Bug #4478
closedfreebsd: lockups due to mutex handling issues
Description
Some change between Suricata 5.x and Suricata 6.x in the netmap operation code seems to have introduced an unintended bug. On FreeBSD-12 I am seeing a netmap-enabled interface in Suricata 6.0.2 suddenly stop passing traffic. Nothing is logged to either the console nor the system log when this happens, but the interface will not pass any traffic until Suricata is stopped and the netmap-enabled interface is then cycled back to normal operation. The particular mode of operation I am using is a NIC-to-Host Stack arrangement for IPS mode operation.
I am testing in a VMware virtual machine using the e1000 virtual NIC. I am actually testing on the latest editions of pfSense (which is based on FreeBSD-12.2/STABLE), but I strongly suspect the problem can be reproduced on any FreeBSD-12 installation. The exact same Suricata configuration on the exact same virtual machine using Suricata 5.0.6 works just fine, so the problem appears to definitely be in the Suricata 6.x code. I investigated using diff to compare changes in the relevant source files between Suricata 5.0.6 and Suricata 6.0.2. The only change I see that could possibly be related is the change to the thread packet queue logic. I don't fully understand what that change was about, but it really appears to be the only substantial change in the Suricata code for netmap between versions 5.x and 6.x. What appears to happen is that Suricata stops transmitting packets at some point when in IPS mode.

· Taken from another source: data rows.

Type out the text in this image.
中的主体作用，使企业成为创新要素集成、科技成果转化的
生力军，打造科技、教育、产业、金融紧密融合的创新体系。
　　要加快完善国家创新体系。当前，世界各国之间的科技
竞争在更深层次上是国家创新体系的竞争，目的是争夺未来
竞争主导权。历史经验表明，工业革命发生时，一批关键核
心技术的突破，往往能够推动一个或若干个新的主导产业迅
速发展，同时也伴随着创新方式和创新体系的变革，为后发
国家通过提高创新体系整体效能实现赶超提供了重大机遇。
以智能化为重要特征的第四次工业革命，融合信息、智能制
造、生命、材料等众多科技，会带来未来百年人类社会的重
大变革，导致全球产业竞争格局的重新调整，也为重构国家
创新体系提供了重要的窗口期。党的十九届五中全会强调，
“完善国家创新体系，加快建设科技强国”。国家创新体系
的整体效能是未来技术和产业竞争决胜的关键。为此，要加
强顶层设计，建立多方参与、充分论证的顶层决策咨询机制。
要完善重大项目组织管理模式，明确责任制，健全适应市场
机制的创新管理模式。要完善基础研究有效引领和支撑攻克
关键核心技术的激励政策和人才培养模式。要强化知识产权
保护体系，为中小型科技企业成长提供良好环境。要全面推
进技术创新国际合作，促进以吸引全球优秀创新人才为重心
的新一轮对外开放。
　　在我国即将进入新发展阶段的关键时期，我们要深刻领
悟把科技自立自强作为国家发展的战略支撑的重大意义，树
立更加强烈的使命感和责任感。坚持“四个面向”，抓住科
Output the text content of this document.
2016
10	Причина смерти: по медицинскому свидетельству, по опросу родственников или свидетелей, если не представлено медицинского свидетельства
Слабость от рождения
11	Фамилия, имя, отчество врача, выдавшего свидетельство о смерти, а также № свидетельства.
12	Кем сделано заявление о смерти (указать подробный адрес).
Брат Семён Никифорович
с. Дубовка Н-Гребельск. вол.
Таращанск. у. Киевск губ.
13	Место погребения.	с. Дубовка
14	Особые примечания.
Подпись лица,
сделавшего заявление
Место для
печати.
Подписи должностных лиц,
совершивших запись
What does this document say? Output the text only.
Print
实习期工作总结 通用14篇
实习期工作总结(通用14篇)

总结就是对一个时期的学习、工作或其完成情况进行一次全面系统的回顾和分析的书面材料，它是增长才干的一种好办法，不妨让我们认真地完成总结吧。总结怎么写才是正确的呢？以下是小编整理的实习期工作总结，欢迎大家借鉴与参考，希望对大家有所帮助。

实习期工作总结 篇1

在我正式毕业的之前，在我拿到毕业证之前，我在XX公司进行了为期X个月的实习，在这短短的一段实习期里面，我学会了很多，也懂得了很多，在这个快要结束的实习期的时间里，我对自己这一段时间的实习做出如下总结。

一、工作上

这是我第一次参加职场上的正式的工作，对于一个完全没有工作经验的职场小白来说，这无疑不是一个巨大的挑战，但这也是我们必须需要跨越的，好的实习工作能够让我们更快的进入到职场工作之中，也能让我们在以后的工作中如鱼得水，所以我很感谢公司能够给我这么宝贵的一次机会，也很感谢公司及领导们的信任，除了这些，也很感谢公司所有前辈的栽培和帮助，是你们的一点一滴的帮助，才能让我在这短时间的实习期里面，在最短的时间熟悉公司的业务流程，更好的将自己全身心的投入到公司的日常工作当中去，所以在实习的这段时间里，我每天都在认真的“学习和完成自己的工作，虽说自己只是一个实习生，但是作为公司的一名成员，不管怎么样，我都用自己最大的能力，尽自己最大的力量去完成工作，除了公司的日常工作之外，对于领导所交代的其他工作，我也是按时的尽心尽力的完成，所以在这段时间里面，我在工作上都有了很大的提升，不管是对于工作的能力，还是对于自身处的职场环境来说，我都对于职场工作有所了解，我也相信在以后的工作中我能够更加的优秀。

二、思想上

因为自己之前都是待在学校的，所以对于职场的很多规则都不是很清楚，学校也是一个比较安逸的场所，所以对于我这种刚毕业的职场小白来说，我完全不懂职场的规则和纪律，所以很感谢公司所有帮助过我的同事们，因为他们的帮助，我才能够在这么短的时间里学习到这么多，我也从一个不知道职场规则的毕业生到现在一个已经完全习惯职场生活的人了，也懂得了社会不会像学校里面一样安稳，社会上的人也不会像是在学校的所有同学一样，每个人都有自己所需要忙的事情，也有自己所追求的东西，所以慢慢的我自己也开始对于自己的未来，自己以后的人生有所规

I noticed this bug while working on migrating the Suricata package for the pfSense firewall distro (which I maintain) from the 5.x binary branch to the 6.x binary branch.
Files
Updated by Victor Julien over 3 years ago
What happens if you compile Suricata with --enable-debug
and set the following env vars: SC_LOG_LEVEL=Debug
and SC_LOG_OP_FILTER=netmap
?
Updated by Victor Julien over 3 years ago
- Status changed from New to Assigned
- Assignee set to Jeff Lucovsky
- Priority changed from High to Normal
- Target version set to 6.0.4
Updated by Bill Meeks over 3 years ago
I have some additional information to report. Don't know how useful it might be, though.
After some period of time (I suspect the length of time may be dependent on the amount of traffic through the interface), the interface stops passing traffic. Looking at top in FreeBSD after the interface freezes, I see the Suricata process is hung in a kernel lock. During that spin lock, the Suricata application is completely unresponsive. You can't kill it with CTRL+C. You must open another shell session and actually use kill on the PID. While grabbing the output of procstat on the spinlock PID using an additional SSH shell session, suddenly the Suricata process (originally run from the console) began spewing netmap errors to the console. It was still completely unresponsive, though, to keyboard input. The netmap error message was:
netmap_transmit em0 full hwcur 821 hwtail 821 qlen 1023
The error was scolling continuously on the console. This error message is from netmap itself in the kernel, and generally means the rings are not being emptied and all the buffers are full. Thinking about it, this would not be unexpected if the Suricata process that is supposed to be emptying the rings is itself stuck in a kernel lock. So this netmap message is likely just a consequence of the former kernel lock. And the fact the netmap rings were not being processed explains the stoppage of network traffic on the interface.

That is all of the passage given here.